Back out in the hallway, Tao drops his head and vomits on the carpet. Emptying the meagre contents of his stomach brings some clarity, if not relief. The first part of his vow—get to them—is complete. And with the awful truth confirmed, he can now fulfill his promise in its entirety. He will go back into Woman and Man’s room and, ignoring the cold foot and the stiff hand, he will curl up on his corner bed for a day, a week, a year, however long it takes for the sirens to fill the air and the hounds to bring their eternal darkness.
Tao steps toward what he expects will be his final resting place, then stops. He feels an itch. Not the usual sting of sensitive skin; this is a deeper irritation, one that gnaws on his bones. It won’t be soothed with a scratch or a bite or a vigorous shake of the head.

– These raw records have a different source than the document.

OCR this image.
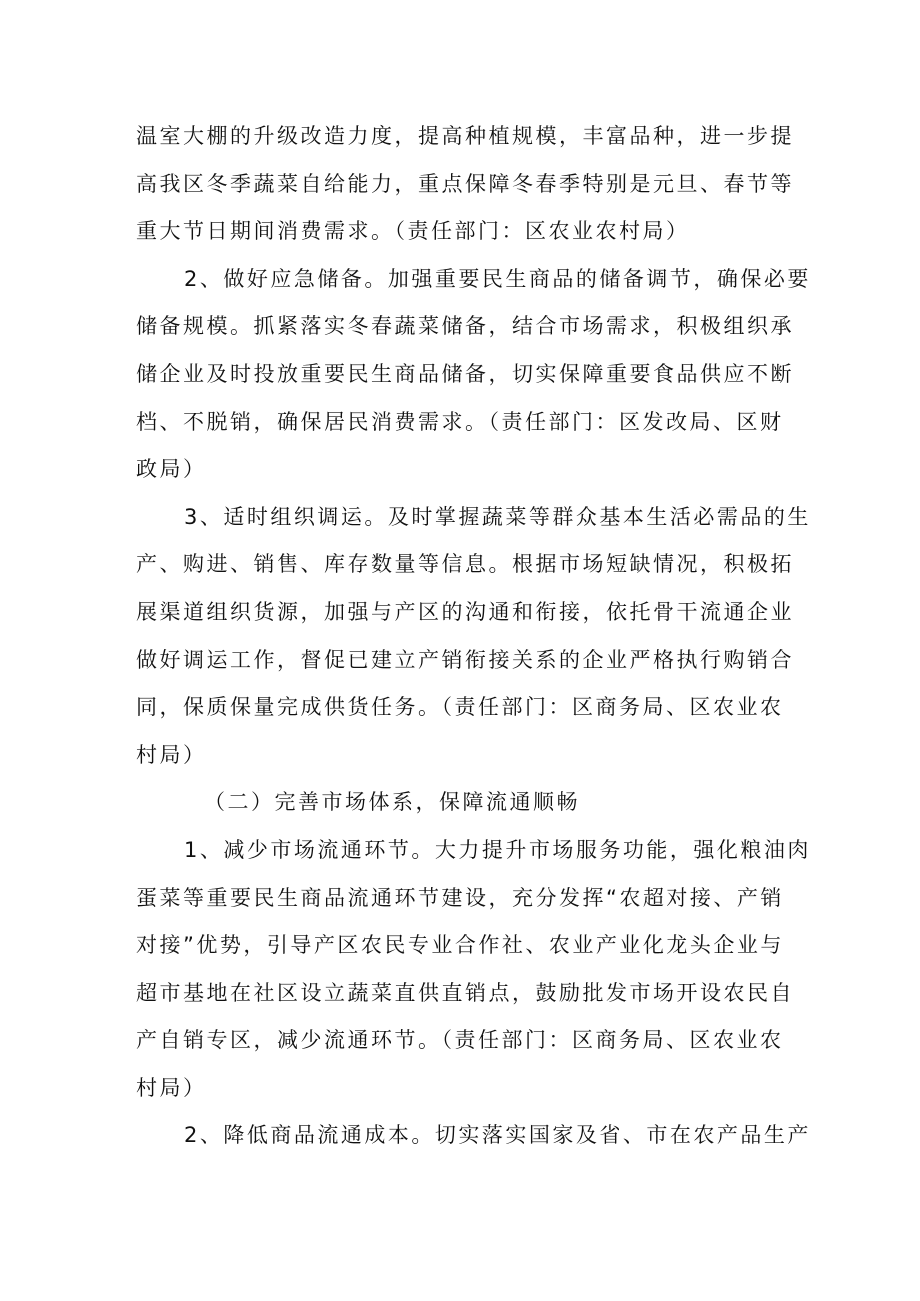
温室大棚的升级改造力度，提高种植规模，丰富品种，进一步提
高我区冬季蔬菜自给能力，重点保障冬春季特别是元旦、春节等
重大节日期间消费需求。（责任部门：区农业农村局）
2、做好应急储备。加强重要民生商品的储备调节，确保必要
储备规模。抓紧落实冬春蔬菜储备，结合市场需求，积极组织承
储企业及时投放重要民生商品储备，切实保障重要食品供应不断
档、不脱销，确保居民消费需求。（责任部门：区发改局、区财
政局）
3、适时组织调运。及时掌握蔬菜等群众基本生活必需品的生
产、购进、销售、库存数量等信息。根据市场短缺情况，积极拓
展渠道组织货源，加强与产区的沟通和衔接，依托骨干流通企业
做好调运工作，督促已建立产销衔接关系的企业严格执行购销合
同，保质保量完成供货任务。（责任部门：区商务局、区农业农
村局）
（二）完善市场体系，保障流通顺畅
1、减少市场流通环节。大力提升市场服务功能，强化粮油肉
蛋菜等重要民生商品流通环节建设，充分发挥“农超对接、产销
对接”优势，引导产区农民专业合作社、农业产业化龙头企业与
超市基地在社区设立蔬菜直供直销点，鼓励批发市场开设农民自
产自销专区，减少流通环节。（责任部门：区商务局、区农业农
村局）
2、降低商品流通成本。切实落实国家及省、市在农产品生产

He turns to face the third bedroom.
Boy.
Tao stares at the door.
He can’t see the sky-blue paint, can’t recognize the absence of a lock, can’t read the wooden block letters carefully arranged and pinned with tacks:
K-A-S-P-E-R
I-S
I-N
Tao knows this door is different, though. So, too, what’s beyond the door. The bed, the furniture. The books and the toys. The smells.
And Boy.
Boy is different.
Tao knew this from their first contact. Tao was a visitor then, a guest in Family’s house at nights and on weekends. Woman introduced them, cautioning Boy to be gentle. Boy’s frame was much smaller than today, but still thin. Skin had fewer freckles. Approaching Tao, Boy had made a noise—a low hum that started in the belly—and touched Tao’s ear with the tip of an index finger. Then leapt back, looking at the finger through half-closed eyes and laughing. It was their only physical contact in the first week of the billet.